Je n’avais aucune idée de ce que pouvaient représenter en longueur de texte quarante mille signes. Combien de pages ? Je m’en comptais dix avec les illustrations. Un article de dix pages faisait sérieux. Ma contribution devait être le clou du numéro. Elle ferait du bruit, c’est tout ce que je peux dire. Certaines convictions voleraient en éclats. Dans le champ de la pensée pure, il y aurait de la révolution copernicienne dans l’air. A moi, comme retombées, les conférences payées à prix d’or aux States et au Japon. Plus tard, "Substance noire" consacrerait un numéro intégral à mes travaux.

Mais pour cela, le khi-deux devait rester braqué en permanence sur le visage du rédacteur en chef. En permanence voulait dire plus que les cinq minutes d’entretien qu’il m’accorderait. En permanence voulait dire que le khi-deux devait rester à demeure dans le bureau du rédacteur en chef. Tant que j’étais présent dans le bureau, armé de mon khi-deux, le rédacteur en chef m’accordait sa confiance. Bien sûr qu’il me publierait. J’allais donner du tonus à "Substance noire" qui commençait par trop ronronner. Or, je savais que dès que je serais sorti de la pièce, seraient balayées ces belles dispositions à mon égard. Il regretterait d’avoir perdu son temps à recevoir un emmerdeur anonyme. Il engueulerait sa secrétaire : filtrez, nom de dieu, ne me jetez plus dans les pattes ce genre d’hurluberlu !

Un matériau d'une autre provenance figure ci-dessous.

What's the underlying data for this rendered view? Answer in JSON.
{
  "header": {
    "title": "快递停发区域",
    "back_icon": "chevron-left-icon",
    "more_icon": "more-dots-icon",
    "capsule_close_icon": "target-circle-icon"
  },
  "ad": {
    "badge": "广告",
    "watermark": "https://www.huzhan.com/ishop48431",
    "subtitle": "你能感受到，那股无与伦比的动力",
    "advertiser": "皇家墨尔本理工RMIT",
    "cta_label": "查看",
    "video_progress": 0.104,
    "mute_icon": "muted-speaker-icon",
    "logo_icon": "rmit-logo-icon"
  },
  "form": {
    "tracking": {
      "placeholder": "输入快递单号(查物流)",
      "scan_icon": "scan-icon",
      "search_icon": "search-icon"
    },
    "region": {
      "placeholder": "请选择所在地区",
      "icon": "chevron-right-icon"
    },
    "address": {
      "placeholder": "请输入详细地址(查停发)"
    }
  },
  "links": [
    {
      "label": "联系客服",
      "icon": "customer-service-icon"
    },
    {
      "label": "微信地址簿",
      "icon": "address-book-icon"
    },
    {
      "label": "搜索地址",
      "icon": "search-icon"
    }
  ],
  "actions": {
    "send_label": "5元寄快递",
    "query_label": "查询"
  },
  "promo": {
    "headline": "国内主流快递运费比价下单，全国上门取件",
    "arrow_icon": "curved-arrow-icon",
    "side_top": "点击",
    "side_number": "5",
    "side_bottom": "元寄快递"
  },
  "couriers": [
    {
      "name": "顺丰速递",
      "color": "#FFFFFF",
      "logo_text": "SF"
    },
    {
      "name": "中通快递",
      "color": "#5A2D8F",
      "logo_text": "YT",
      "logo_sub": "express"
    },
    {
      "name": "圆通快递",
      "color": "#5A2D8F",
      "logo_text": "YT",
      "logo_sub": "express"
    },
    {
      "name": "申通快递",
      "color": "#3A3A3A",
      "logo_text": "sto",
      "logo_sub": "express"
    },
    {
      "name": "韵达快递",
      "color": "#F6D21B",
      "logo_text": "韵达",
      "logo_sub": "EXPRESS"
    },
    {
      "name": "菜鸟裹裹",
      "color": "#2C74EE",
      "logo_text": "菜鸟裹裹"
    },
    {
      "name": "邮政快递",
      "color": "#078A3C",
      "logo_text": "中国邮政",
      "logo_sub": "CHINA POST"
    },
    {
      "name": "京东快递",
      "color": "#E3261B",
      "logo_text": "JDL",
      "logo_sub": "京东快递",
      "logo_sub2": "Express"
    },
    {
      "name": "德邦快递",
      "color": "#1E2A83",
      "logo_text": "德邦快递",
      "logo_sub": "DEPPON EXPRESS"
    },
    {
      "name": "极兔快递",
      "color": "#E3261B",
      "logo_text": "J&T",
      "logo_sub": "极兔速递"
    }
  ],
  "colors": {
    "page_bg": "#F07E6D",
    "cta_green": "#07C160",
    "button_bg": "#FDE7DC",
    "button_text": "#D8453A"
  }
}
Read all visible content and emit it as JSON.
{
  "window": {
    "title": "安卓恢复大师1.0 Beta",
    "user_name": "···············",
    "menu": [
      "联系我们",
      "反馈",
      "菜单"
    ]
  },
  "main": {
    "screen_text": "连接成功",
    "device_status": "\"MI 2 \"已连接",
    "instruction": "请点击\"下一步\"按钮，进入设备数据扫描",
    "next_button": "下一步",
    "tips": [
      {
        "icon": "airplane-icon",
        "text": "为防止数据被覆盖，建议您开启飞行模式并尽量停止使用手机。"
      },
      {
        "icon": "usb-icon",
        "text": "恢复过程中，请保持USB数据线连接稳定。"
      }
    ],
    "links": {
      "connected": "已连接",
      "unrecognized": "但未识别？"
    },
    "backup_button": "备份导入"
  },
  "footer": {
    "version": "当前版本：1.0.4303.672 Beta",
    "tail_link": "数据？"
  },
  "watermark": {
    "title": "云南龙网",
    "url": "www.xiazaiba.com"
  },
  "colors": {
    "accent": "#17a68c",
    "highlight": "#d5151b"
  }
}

Je reprends la scène. Cette fois, je dépose mon manuscrit sur son bureau. Il lit les trois premières lignes, il est subjugué. Il ne peut s’arrêter. Toutes les dix secondes, il ponctue mon texte de " oui " massifs. Je profite de son immersion pour planquer mon khi-deux dans un gros classeur sur un rayonnage. Le trou rond du dos fait parfaitement l’affaire. Il facilite l’extraction du classeur dans sa rangée de classeurs. Le rayon du khi-deux passe par là. J’ai en poche une réserve de bouts de crayon. J’arrange comme prévu ce qui doit enfoncer les touches du clavier et ce qui doit peser. Un dictionnaire, debout, remplace désormais dans le classeur la liasse de feuillets que j’ai jetée à la corbeille. Je remets tout en ordre. Le rédacteur en chef continue à me trouver génial. Le khi-deux ne l’a pas perdu de vue une seule seconde de son collimateur.

Je compte sur le fait que les choix rédactionnels concernant "Substance noire" s’établissent, ici, dans ce bureau et pas ailleurs. Le rédacteur en chef convoque ses chefs de rubrique et, dans la demi-heure, le bouclage du numéro est achevé. Tout-puissant, le rédacteur en chef impose ses choix. Je veux la meilleure place pour l’article de Poisson, le cahier central, et je veux son portrait en médaillon sur la couverture ! Trouvez-moi une formule-choc de présentation de ce nouveau génie, du genre "celui par qui la vérité apparaît enfin !" ou "il permet à la connaissance d’avancer d’un pas de géant !". Au boulot, les gars, au boulot !

Je repasse disons le lendemain du bouclage du numéro. Je reviens récupérer le khi-deux. "Substance noire" est à l’impression. On ne peut plus retirer un seul mot des rhodoïds. Attention, je n’ai plus sur moi le khi-deux pour me servir de passe-droit. Je dois ruser. Je m’infiltre au cœur de la citadelle D2 en rasant les murs, guettant les moments d’inattention des uns et des autres. J’arrive enfin au saint des saints. Par chance, le rédacteur en chef est absent. Je reprends mon dû. Peu importe ce qu’on pense de ma prose dans cette dernière livraison de "Substance noire". Compte uniquement ma réussite. Publié. Pages noircies. Mes mots à moi sur papier glacé. Nom en gros, là, là et là. Présent en kiosque, en librairie, puis dans toutes les bibliothèques du monde. Une référence. L’ivresse de la célébrité, ne serait-ce qu’un instant. Et, plus tard, pour faire le malin, je pourrai arborer mon numéro de "Substance noire" à qui je l’entends. Sortant des éditions D2, cette fois tout le monde successivement m’a à la bonne. Le khi-deux foudroie comme je respire. Il est rassurant de retrouver son pouvoir.

Satisfait, je me suis endormi près du fantôme de mon ex, l’exemplaire historique de "Substance noire" sous l’oreiller.